L’événement, financé par le gouvernement de l’Ontario, a provoqué la déception d’une personne invitée qui, sous couvert d’anonymat, s’est confiée à #ONfr.

« En recevant l’invitation, je n’ai pas compris comment un spectacle célébrant le 150e anniversaire de l’Ontario et du Canada pouvait se dérouler sans aucun artiste francophone et être animé uniquement en anglais… J’ai donc décidé d’écrire au Bureau de la lieutenante-gouverneure de l’Ontario avant le spectacle pour m’assurer que le français aurait sa place lors de l’événement. »

Cérémonie en anglais

Malgré quelques phrases en français dans le discours de Mme Dowdeswell, la cérémonie, animée par l’historien Hugh Brewster et l’actrice Cynthia Dale, s’est tenue uniquement en anglais.

La présence du français s’est résumée à l’extrait de l’opéra Wiikondiwin présenté en anishnaabe, en français et en anglais, à la chanson Ô Canada ! mon pays, mes amours, interprétée en français et Où l’on se tient, offerte dans les deux langues officielles.

De quoi motiver une plainte auprès du Commissariat aux services en français (CSF). Ce dernier, après avoir vérifié l’absence d’implication du ministère du Tourisme, de la culture et du sport, a décidé de transmettre la plainte à son homologue fédéral, tout en soulignant au plaignant « avoir reçu plusieurs plaintes concernant le Bureau de la Lieutenant gouverneure au cours de l’été ».

« Nous avons décidé de ne pas faire de cette plainte une priorité. Le plaignant a parfaitement raison, mais nous préférons nous concentrer sur les services directs à la population comme en matière de santé, d’aide à l’enfance, d’éducation, d’accès à la justice… », explique le commissaire aux services en français de l’Ontario, François Boileau, en entrevue avec #ONfr.

Pas d’obligations linguistiques pour la lieutenante-gouverneure

Six mois plus tard, le Commissariat aux langues officielles (CLO) du Canada a indiqué ne pas pouvoir enquêter sur ce cas.

« Les lieutenants-gouverneurs sont des représentants directs de la Reine dans leur provinces.
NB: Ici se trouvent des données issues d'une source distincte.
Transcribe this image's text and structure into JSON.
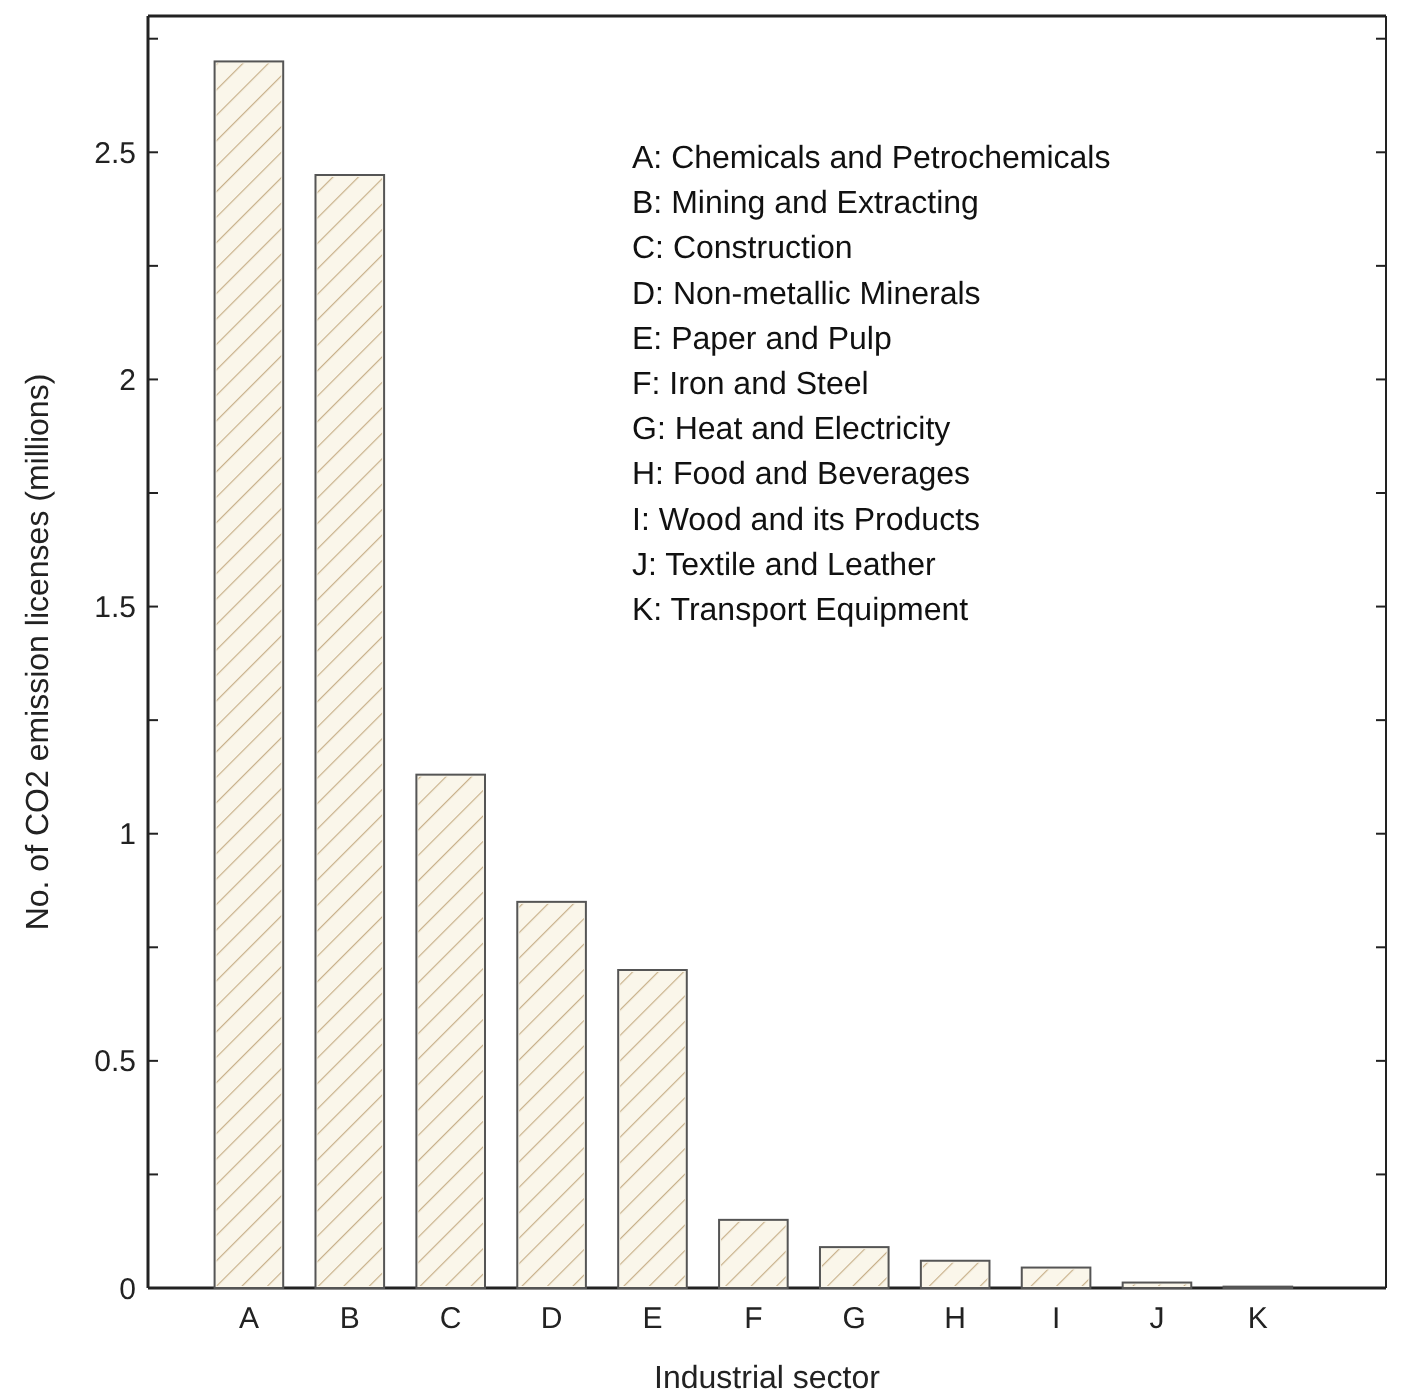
{
  "chart_data": {
    "type": "bar",
    "xlabel": "Industrial sector",
    "ylabel": "No. of CO2 emission licenses (millions)",
    "categories": [
      "A",
      "B",
      "C",
      "D",
      "E",
      "F",
      "G",
      "H",
      "I",
      "J",
      "K"
    ],
    "values": [
      2.7,
      2.45,
      1.13,
      0.85,
      0.7,
      0.15,
      0.09,
      0.06,
      0.045,
      0.012,
      0.003
    ],
    "color": "#faf6ea",
    "ylim": [
      0,
      2.8
    ],
    "yticks": [
      0,
      {
        "value": 0.25,
        "label": null
      },
      0.5,
      {
        "value": 0.75,
        "label": null
      },
      1,
      {
        "value": 1.25,
        "label": null
      },
      1.5,
      {
        "value": 1.75,
        "label": null
      },
      2,
      {
        "value": 2.25,
        "label": null
      },
      2.5,
      {
        "value": 2.75,
        "label": null
      }
    ],
    "annotations": [
      "A: Chemicals and Petrochemicals",
      "B: Mining and Extracting",
      "C: Construction",
      "D: Non-metallic Minerals",
      "E: Paper and Pulp",
      "F: Iron and Steel",
      "G: Heat and Electricity",
      "H: Food and Beverages",
      "I: Wood and its Products",
      "J: Textile and Leather",
      "K: Transport Equipment"
    ]
  }
}
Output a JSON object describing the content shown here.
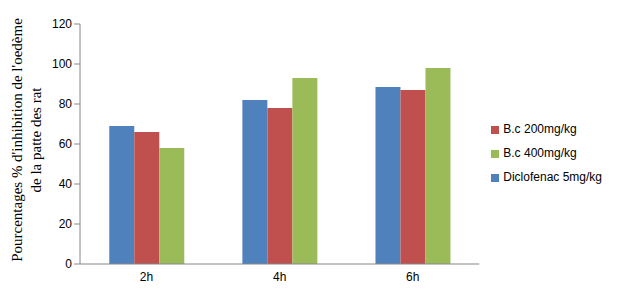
{
  "chart_data": {
    "type": "bar",
    "y_label": "Pourcentages % d'inhibition de l'oedème de la patte des rat",
    "categories": [
      "2h",
      "4h",
      "6h"
    ],
    "series": [
      {
        "name": "Diclofenac 5mg/kg",
        "color": "#4f81bd",
        "values": [
          69,
          82,
          88.5
        ]
      },
      {
        "name": "B.c 200mg/kg",
        "color": "#c0504d",
        "values": [
          66,
          78,
          87
        ]
      },
      {
        "name": "B.c 400mg/kg",
        "color": "#9bbb59",
        "values": [
          58,
          93,
          98
        ]
      }
    ],
    "ylim": [
      0,
      120
    ],
    "yticks": [
      0,
      20,
      40,
      60,
      80,
      100,
      120
    ],
    "grid": false,
    "legend": "right"
  }
}
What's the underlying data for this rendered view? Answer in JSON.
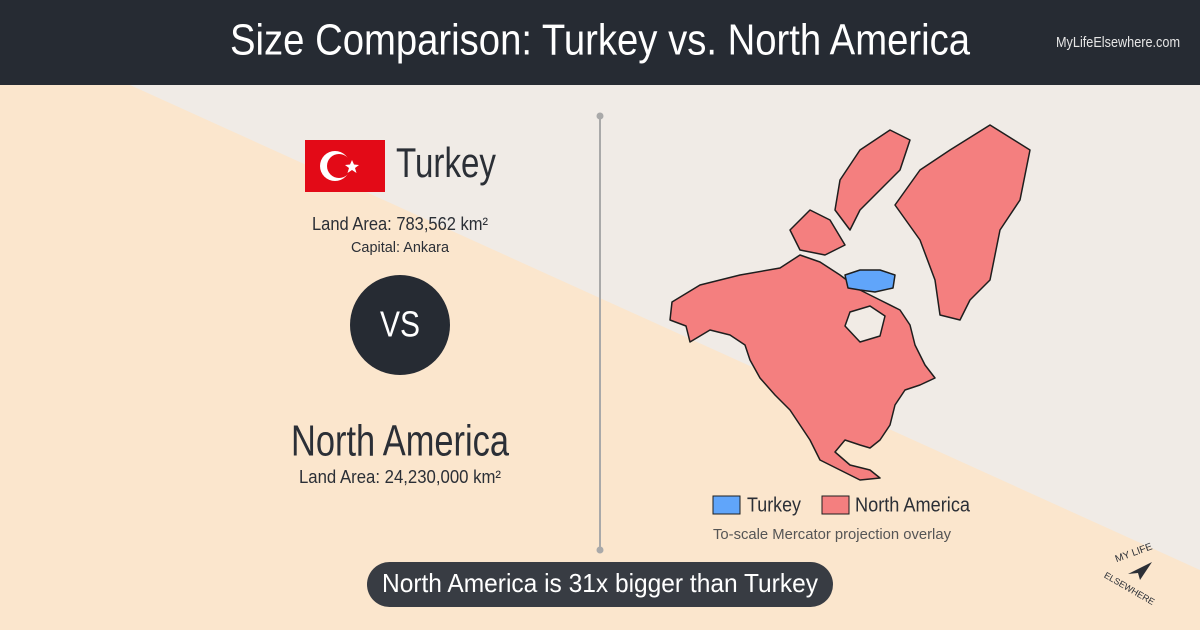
{
  "header": {
    "title": "Size Comparison: Turkey vs. North America",
    "site": "MyLifeElsewhere.com"
  },
  "left": {
    "country_a": {
      "name": "Turkey",
      "land_area": "Land Area: 783,562 km²",
      "capital": "Capital: Ankara"
    },
    "vs": "VS",
    "country_b": {
      "name": "North America",
      "land_area": "Land Area: 24,230,000 km²"
    }
  },
  "map": {
    "legend": [
      "Turkey",
      "North America"
    ],
    "caption": "To-scale Mercator projection overlay"
  },
  "banner": "North America is 31x bigger than Turkey",
  "logo": [
    "MY LIFE",
    "ELSEWHERE"
  ]
}
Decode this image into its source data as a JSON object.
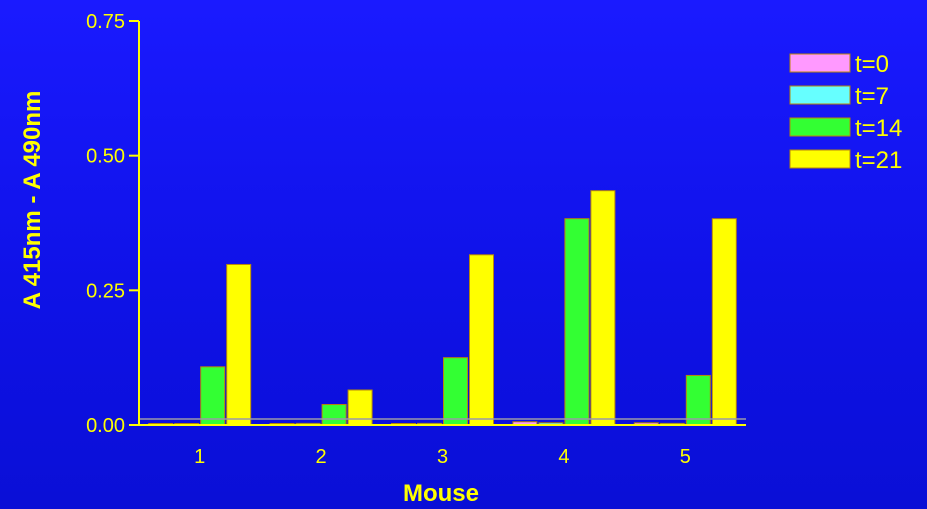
{
  "chart_data": {
    "type": "bar",
    "xlabel": "Mouse",
    "ylabel": "A 415nm - A 490nm",
    "categories": [
      "1",
      "2",
      "3",
      "4",
      "5"
    ],
    "ylim": [
      0,
      0.75
    ],
    "yticks": [
      "0.00",
      "0.25",
      "0.50",
      "0.75"
    ],
    "legend_position": "top-right",
    "grid": false,
    "series": [
      {
        "name": "t=0",
        "color": "#ff99ff",
        "values": [
          0.002,
          0.002,
          0.002,
          0.006,
          0.004
        ]
      },
      {
        "name": "t=7",
        "color": "#66ffff",
        "values": [
          0.002,
          0.003,
          0.003,
          0.004,
          0.003
        ]
      },
      {
        "name": "t=14",
        "color": "#33ff33",
        "values": [
          0.108,
          0.038,
          0.125,
          0.383,
          0.092
        ]
      },
      {
        "name": "t=21",
        "color": "#ffff00",
        "values": [
          0.298,
          0.065,
          0.316,
          0.435,
          0.383
        ]
      }
    ],
    "colors": {
      "axis": "#ffff00",
      "background": "#1414f0",
      "bar_border": "#b8860b",
      "reference_line": "#9999aa"
    }
  }
}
Ils ne représentent plus le gouvernement fédéral comme dans le passé. Nous ne traitons donc pas les plaintes les concernant », a expliqué le CLO à #ONfr, dans un échange de courriels.

« Le respect de la Loi ontarienne sur les services en français ou de la Loi canadienne sur les langues officielles ne s’applique pas au plus haut échelon du gouvernement de l’Ontario, soit le Bureau de la Lieutenante-gouverneure. C’est ce que vient de me confirmer le gouvernement du Canada ! », regrette, surpris, le plaignant.

Un constat que confirme M. Boileau.

« Offrir des communications dans les deux langues officielles pour le Bureau de la Lieutenante-gouverneure fait seulement partie des bonnes pratiques. Cela paraît normal dans une province qui s’est donné des obligations linguistiques avec la Loi sur les services en français. Mais celle-ci ne concerne pas le Bureau de la Lieutenante-gouverneure. »

Bonne coopération

Le commissaire aux services en français rapporte avoir toutefois déjà fait des recommandations à ce dernier.

« Quand nous avons fait des recommandations par le passé, des changements ont été apportés. Le Bureau de la Lieutenante-gouverneure fait preuve d’une bonne coopération », assure-t-il.

Jointe par #ONfr, l’équipe de Mme Dowdeswell a réitéré ses mêmes arguments, dans un courriel transmis en anglais et en français.

« Le Bureau de la lieutenante-gouverneure a pris grand soin d’inclure le français dans les festivités, reconnaissant son importance à titre de langue officielle du Canada. De fait, outre l’allocution de la lieutenante-gouverneure, les éléments suivants du gala étaient en français : un extrait de Wiikondiwin , « Ô Canada ! mon pays, mes amours », de Georges-Étienne Cartier et « Où l’on se tient », présenté aussi en anglais. De plus, le programme du gala était aussi imprimé dans les deux langues », a expliqué le chef de cabinet de Mme Dowdesweell, Anthony Hylton.